An Athenian Court Trial
No doubt injustice is sometimes done. Sometimes it is the honest man who hears the dreaded "Kataba!" Sometimes the weeping children have their intended effect. Sometimes it is the arguments about "My opponent's scoundrelly ancestry" which win the verdict. At the same time, your Athenian dicast is a remarkably shrewd and acute individual. He can distinguish between specious rhetoric and a real argument. He is probably honestly anxious to do justice. In the ordinary case where his personal interests or prejudices do not come into play, the decision is likely to match with justice quite as often perhaps as in the intricate court system of a great republic many centuries after the passing of Athens.
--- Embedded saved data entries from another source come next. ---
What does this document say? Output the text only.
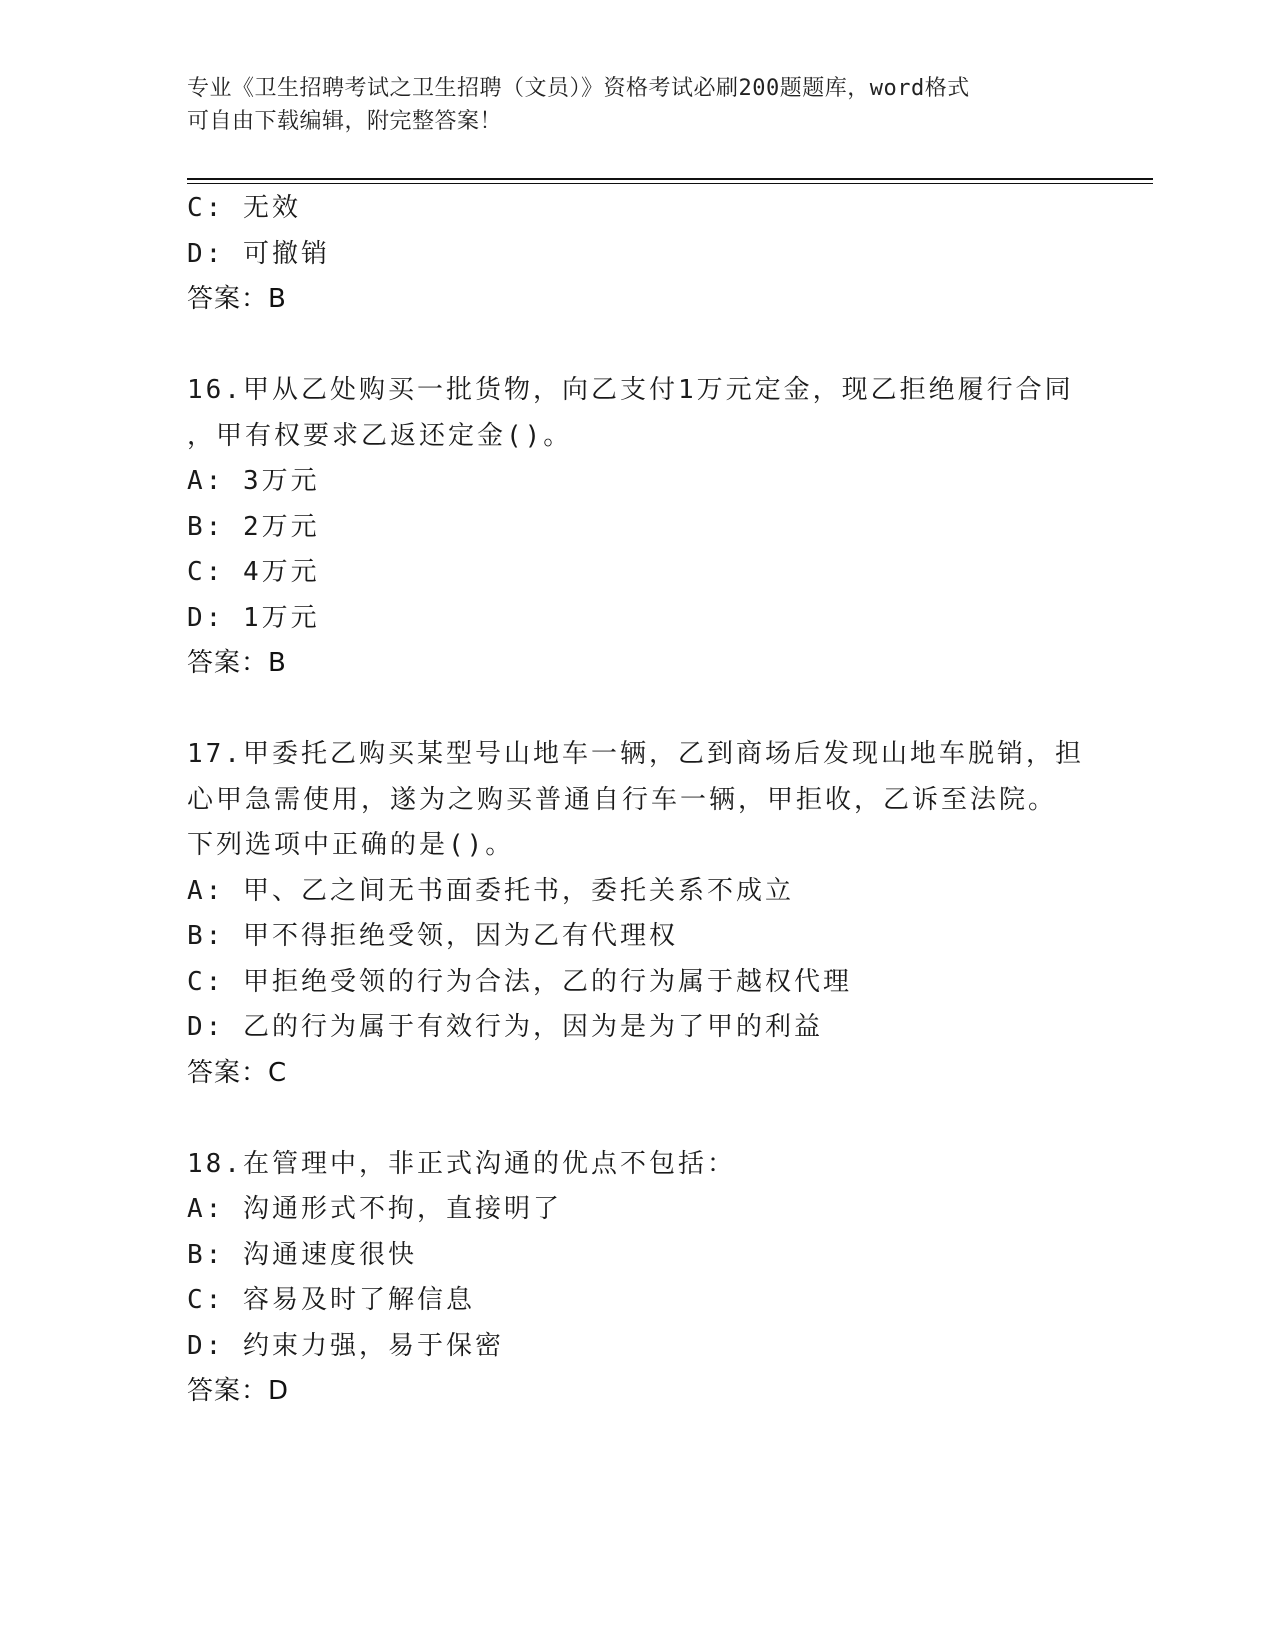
专业《卫生招聘考试之卫生招聘（文员）》资格考试必刷200题题库，word格式
可自由下载编辑，附完整答案！
C: 无效
D: 可撤销
答案：B
16.甲从乙处购买一批货物，向乙支付1万元定金，现乙拒绝履行合同
，甲有权要求乙返还定金()。
A: 3万元
B: 2万元
C: 4万元
D: 1万元
答案：B
17.甲委托乙购买某型号山地车一辆，乙到商场后发现山地车脱销，担
心甲急需使用，遂为之购买普通自行车一辆，甲拒收，乙诉至法院。
下列选项中正确的是()。
A: 甲、乙之间无书面委托书，委托关系不成立
B: 甲不得拒绝受领，因为乙有代理权
C: 甲拒绝受领的行为合法，乙的行为属于越权代理
D: 乙的行为属于有效行为，因为是为了甲的利益
答案：C
18.在管理中，非正式沟通的优点不包括：
A: 沟通形式不拘，直接明了
B: 沟通速度很快
C: 容易及时了解信息
D: 约束力强，易于保密
答案：D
Certain features of some Athenian trials have not explained themselves in the example just witnessed. To prevent frivolous or blackmailing litigation it is provided that, if the plaintiff in a suit gets less than one fifth of the ballots in his favor (thus clearly showing he had no respectable case), he is liable to a heavy fine or, in default thereof, exile. Again, we have not waited for the actual closing scene—the dicasts each giving up his colored staff as a kind of voucher to the court officers, and in return getting his three obols (9 cents) daily jury fee, which each man claps promptly in his cheek, and then goes off home to try the case afresh at the family supper.